La moraleja más facilona —y acorde a estos tiempos— que podríamos extraer de la anécdota es la motivacional: no te rindas, sigue adelante, que una mala crítica no te impida seguir tus sueños, fracasa mejor, etc. Pero es probable que un aprendizaje mayor resida en la importancia de tener paciencia y no apresurarse para publicar. A los veinte años casi nadie escribe tan bien como que para que sus textos merezcan circular por fuera de las redes sociales u otros ámbitos de similar fugacidad. Ni siquiera fue el caso de Bioy, quien se convertiría en uno de los escritores argentinos más relevantes del siglo pasado, Premio Cervantes en 1990, entre muchos otros reconocimientos.

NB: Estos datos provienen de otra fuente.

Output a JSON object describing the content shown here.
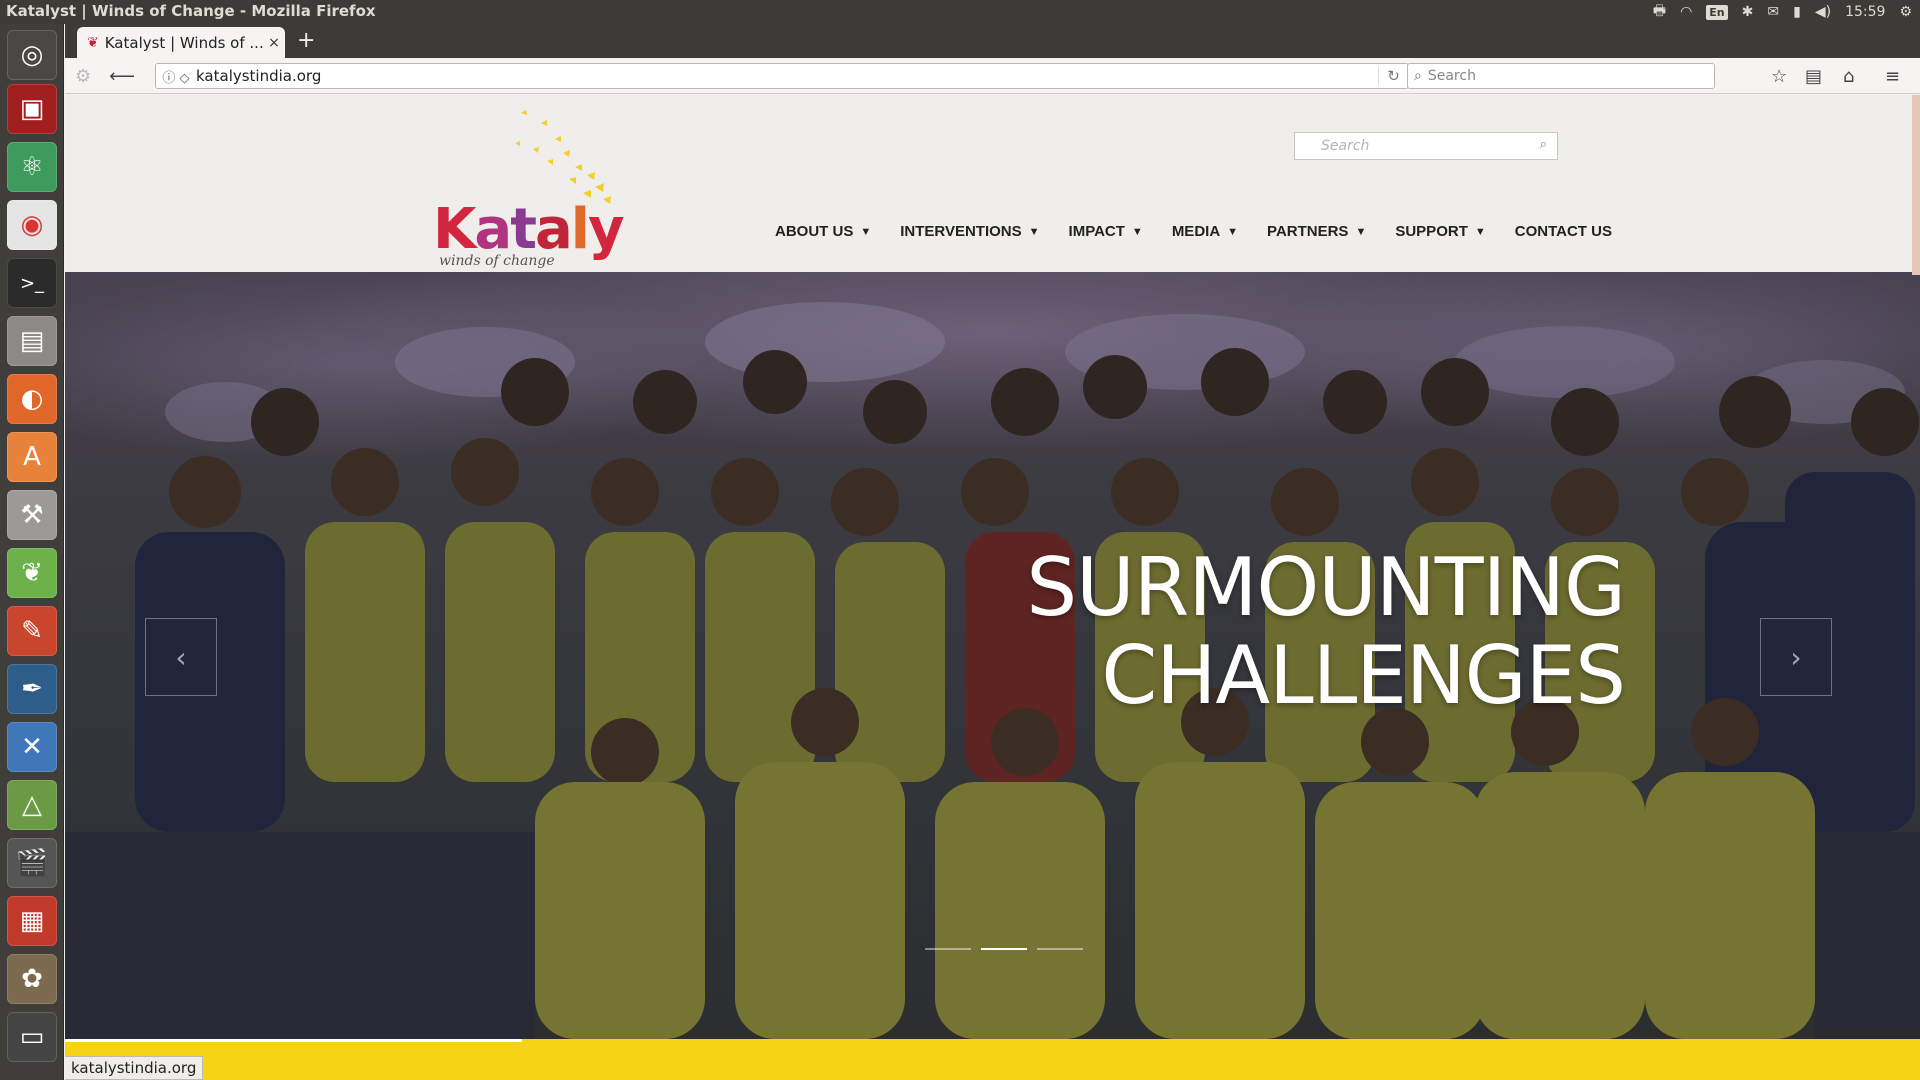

Entre sus quince y veintitrés años de edad, Bioy publicó nada menos que seis libros, de los que más tarde se arrepintió y nunca quiso reeditar: Prólogo (una colección de cuentos y miscelánea aparecida en 1929 con la firma de Adolfo V. Bioy), 17 disparos contra lo porvenir (cuentos, 1933), el ya citado Caos (1934), La nueva tormenta o La vida múltiple de Juan Ruteno (novela, 1935), La estatua casera (miscelánea, 1936) y Luis Greve, muerto (cuentos, 1937). Hay que tener templanza y tenacidad para seguir escribiendo y publicando libros después de críticas tan demoledoras como aquella de La Nación. (Por cierto, ¿por qué un diario prestigioso dedicaba tanto espacio a una diatriba anónima contra una muchacho de veinte años y un libro que le parecía tan malo?)
«Vos nos tenías perplejos», le dijo a Bioy su amigo Jorge Luis Borges en 1967, en una charla sobre los comienzos literarios que el primero registró en su diario. Se habían conocido a finales de 1931, cuando el autor de Fervor de Buenos Aires tenía treinta y dos años y Adolfito, como lo llamaban sus seres queridos, diecisiete. «Empezaste por ser moderno, contemporáneo —continuó diciendo Borges—, cuando te proponías ser Brunetière o Faguet. Lo que me dejaba perplejo era la desarmonía entre tu conversación inteligente y clasicista y tus libros caóticos». «La conversación también era caótica», replicó Bioy.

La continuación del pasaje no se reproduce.